The whole URL of my system is changing, as it is moved to a different location. I'd like to use my old Apache to forward 301 all calls to the new system for some time.
I have deeplinks like this:
https://old.example/groups/something
which will stay the same on the new system - but with a different base-url, so like:
https://new.example/groups/something
I'm looking for an Apache rewrite rule that sustains everything after old.example/ while changing the base-url part and sending the user over to the deeplink location he asked for in the new system.
I tried:
RewriteCond %{HTTP_HOST} old\.example$
RewriteCond %{REQUEST_URI} ^\/$
RewriteRule .* https://new.example/ [R=301,L]
but this only works if the base URL is called directly, not for deeplinks.
RewriteCond %{HTTP_HOST} old\.example$
RewriteCond %{REQUEST_URI} ^\/$
RewriteRule .* https://new.example/ [R=301,L]
Your second condition (RewriteCond directive) is specifically checking that the REQUEST_URI is the document root ("base URL") only. You are also not passing the requested URL-path to the target URL.
However, if the new site has moved to a "different location" and the new and old domains point to different servers then you can use a simple Redirect directive on your "old Apache" server to redirect everything and maintain the same URL structure. For example:
Redirect 301 / https://my.new.system.url.net/
The Redirect directive is prefix-matching and everything after the match is copied onto the end of the target URL. So, a request for /groups/something is redirected to https://my.new.system.url.net/groups/something.
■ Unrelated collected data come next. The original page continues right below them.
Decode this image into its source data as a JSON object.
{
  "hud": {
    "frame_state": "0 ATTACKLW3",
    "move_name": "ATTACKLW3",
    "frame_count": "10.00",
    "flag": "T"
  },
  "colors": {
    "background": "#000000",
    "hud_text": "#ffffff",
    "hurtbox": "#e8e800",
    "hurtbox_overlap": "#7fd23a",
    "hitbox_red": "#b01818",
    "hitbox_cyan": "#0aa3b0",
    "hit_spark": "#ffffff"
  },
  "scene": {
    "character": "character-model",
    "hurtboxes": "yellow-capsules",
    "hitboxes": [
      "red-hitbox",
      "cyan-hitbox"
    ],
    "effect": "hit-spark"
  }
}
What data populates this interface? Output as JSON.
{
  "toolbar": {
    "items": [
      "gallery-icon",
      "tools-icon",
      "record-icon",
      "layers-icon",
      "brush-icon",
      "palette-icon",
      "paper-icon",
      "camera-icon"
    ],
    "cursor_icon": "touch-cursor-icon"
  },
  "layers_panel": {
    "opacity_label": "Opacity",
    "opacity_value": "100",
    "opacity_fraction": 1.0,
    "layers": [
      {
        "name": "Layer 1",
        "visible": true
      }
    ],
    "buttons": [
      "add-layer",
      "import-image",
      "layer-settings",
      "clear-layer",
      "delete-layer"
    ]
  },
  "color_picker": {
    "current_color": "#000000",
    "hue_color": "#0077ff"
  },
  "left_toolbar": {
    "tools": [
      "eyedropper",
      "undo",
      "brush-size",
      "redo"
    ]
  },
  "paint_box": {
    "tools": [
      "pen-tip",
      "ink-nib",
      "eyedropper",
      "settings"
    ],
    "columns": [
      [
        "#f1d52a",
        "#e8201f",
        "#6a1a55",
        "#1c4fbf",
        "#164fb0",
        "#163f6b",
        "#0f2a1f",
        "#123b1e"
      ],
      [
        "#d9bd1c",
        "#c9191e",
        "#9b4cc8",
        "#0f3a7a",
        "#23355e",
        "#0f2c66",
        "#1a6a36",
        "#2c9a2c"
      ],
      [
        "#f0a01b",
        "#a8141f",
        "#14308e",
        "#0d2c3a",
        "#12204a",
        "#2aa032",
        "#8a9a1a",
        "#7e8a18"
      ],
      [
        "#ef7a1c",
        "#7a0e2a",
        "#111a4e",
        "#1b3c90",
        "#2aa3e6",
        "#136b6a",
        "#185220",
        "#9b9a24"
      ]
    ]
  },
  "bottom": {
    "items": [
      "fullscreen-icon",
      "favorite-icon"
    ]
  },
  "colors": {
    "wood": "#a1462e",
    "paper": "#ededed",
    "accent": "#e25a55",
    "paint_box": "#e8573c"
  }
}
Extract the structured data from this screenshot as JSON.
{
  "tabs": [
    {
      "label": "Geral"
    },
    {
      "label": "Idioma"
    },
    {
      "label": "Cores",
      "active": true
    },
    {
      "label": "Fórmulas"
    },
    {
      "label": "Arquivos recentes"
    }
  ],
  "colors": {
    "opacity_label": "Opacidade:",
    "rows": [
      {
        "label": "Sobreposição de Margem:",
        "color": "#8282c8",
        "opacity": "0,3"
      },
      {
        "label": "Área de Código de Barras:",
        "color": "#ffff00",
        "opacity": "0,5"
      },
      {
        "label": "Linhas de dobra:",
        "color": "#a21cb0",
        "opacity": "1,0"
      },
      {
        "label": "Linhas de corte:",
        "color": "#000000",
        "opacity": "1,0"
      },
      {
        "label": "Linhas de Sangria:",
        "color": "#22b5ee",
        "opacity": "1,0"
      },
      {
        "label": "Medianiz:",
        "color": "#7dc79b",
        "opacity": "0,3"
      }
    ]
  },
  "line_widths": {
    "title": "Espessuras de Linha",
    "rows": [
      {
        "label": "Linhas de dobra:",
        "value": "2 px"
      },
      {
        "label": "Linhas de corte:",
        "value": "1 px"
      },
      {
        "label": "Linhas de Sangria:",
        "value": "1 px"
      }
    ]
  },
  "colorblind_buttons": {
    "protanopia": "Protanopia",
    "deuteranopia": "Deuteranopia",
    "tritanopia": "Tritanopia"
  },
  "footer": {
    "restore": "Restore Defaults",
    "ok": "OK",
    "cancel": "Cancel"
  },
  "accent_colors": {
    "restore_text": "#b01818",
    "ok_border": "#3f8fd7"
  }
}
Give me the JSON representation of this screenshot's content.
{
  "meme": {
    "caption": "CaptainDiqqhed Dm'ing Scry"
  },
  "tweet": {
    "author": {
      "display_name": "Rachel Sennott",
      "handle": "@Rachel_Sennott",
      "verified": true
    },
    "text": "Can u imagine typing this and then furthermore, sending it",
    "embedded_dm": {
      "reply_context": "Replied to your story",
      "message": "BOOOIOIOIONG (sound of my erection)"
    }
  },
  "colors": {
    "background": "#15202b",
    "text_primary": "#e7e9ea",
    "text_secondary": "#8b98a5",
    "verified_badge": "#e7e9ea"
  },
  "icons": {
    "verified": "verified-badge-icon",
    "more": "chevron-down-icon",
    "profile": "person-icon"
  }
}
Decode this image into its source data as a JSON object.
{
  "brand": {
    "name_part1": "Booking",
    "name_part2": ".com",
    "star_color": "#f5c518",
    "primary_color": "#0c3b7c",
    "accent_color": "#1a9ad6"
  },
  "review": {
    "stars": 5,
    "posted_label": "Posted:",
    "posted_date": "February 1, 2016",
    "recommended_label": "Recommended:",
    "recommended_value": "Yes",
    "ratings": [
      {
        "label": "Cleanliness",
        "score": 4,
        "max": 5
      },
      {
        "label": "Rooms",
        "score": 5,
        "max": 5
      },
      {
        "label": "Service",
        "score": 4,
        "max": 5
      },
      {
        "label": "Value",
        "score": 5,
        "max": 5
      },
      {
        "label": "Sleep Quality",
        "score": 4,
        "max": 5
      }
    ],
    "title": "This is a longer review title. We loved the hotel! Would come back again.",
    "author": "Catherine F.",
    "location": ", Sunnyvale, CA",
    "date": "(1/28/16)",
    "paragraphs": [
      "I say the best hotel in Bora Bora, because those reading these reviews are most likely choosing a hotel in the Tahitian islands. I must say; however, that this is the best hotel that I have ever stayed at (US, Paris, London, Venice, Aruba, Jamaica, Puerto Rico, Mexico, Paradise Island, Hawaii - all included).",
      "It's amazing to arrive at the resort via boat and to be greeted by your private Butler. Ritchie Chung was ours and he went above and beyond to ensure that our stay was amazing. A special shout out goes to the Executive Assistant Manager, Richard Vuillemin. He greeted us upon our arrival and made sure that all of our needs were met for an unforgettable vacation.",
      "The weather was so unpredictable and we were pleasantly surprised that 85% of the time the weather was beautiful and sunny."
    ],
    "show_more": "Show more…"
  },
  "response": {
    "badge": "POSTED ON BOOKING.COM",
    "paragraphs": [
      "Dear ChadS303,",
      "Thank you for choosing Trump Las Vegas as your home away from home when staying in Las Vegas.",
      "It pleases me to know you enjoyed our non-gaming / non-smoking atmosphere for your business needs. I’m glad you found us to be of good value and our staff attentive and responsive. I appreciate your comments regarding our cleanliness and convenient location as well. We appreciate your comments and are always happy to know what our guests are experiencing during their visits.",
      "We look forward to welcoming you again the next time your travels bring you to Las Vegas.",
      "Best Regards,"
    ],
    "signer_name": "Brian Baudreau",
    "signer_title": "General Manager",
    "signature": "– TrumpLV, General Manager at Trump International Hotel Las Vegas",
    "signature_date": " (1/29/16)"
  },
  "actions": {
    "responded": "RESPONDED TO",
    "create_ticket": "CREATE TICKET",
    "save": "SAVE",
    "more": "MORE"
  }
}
Test with a 302 (temporary) redirect to avoid potential caching issues.
Reference:
https://httpd.apache.org/docs/2.4/mod/mod_alias.html#redirect
Aside: Just a quick note on the "unique" terminology you have used to describe the URL, as it's a bit confusing...
What you call the "base-url" is really the hostname (or domain name).
And what you call a "deeplink" is really the URL-path (or the remainder of the URL). The URL-path starts with the first slash after the hostname.
Related
I'm currently working on an Apache 301 redirect from one domain to another:
https://www.foo.com -----> https://www.bar.com
A question I have is: does a solution exist where I can redirect the first domain to the second domain, but have the URL still display the original url?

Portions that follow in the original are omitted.